Lynn Hill est une légende de la grimpe américaine. Au fil de ses années de pratique, elle a développé une technique qui est devenue un réflexe, et qui l’aide autant dans sa vie de tous les jours que sur la paroi.
Stop
Quand ton corps t’envoie des signaux d’alarme, que tu commences à avoir peur, à perdre tes moyens, arrête-toi deux minutes. Jette un regard objectif sur la situation, et identifie le problème.
Accepte
Fais le point sur ta situation, différencie les faits et les pensées, les conclusions infondées ou erronées que tu peux en tirer. Par exemple, ton pied vient de glisser sur une prise, c’est un fait. Du coup tu as l’impression que tu vas tomber, que tu ne tiens pas sur le caillou, c’est une mauvaise conclusion.
Accepte l’état dans lequel tu es, et reconnais que tes croyances et impressions ne sont rien de plus que ça: des impressions.
Reprends tes esprits
Prends le temps de chercher une solution à ton problème. Par exemple si tu commences à fatiguer et que tu as peur de tomber, cherche un endroit ou tu vas pouvoir te reposer.
Repars
Une fois que tu as les idées claires et que tu as pris un peu de distance avec ta peur, il ne te reste plus qu’à repartir, et appliquer la solution que tu as trouvée. Normalement, tu es plus calme, et tu sais ce que tu as à faire pour palier le problème. Plutôt rassurant, non ?

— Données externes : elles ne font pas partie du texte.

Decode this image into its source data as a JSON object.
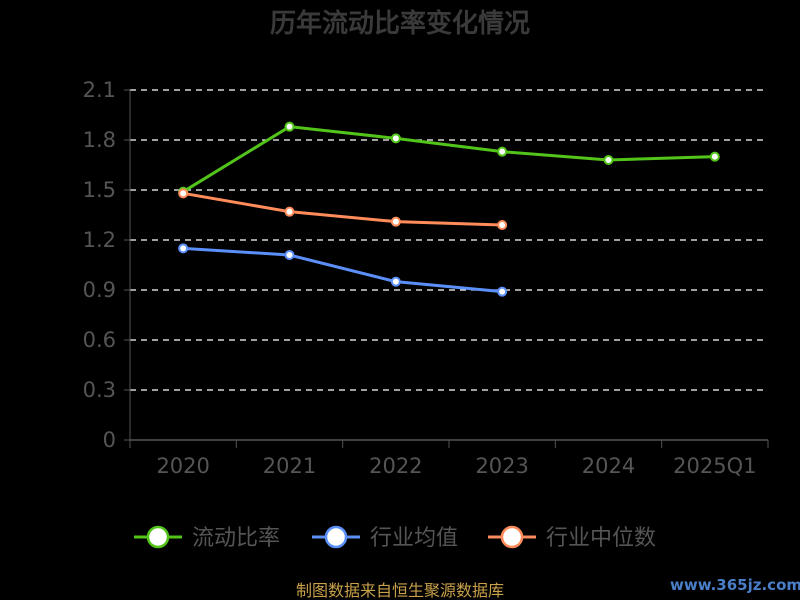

Voilà, j’espère que ces conseils t’ont aidé à y voir plus clair et à faire le tri ! 😉 Si toi aussi tu as des astuces pour te calmer et repartir sur de bonnes bases en situation de stress, n’hésite pas à les partager en commentaire !
En attendant, j’espère que tu vas surmonter tes peurs, je te souhaite courage, force et robustesse, et surtout bonne grimpe !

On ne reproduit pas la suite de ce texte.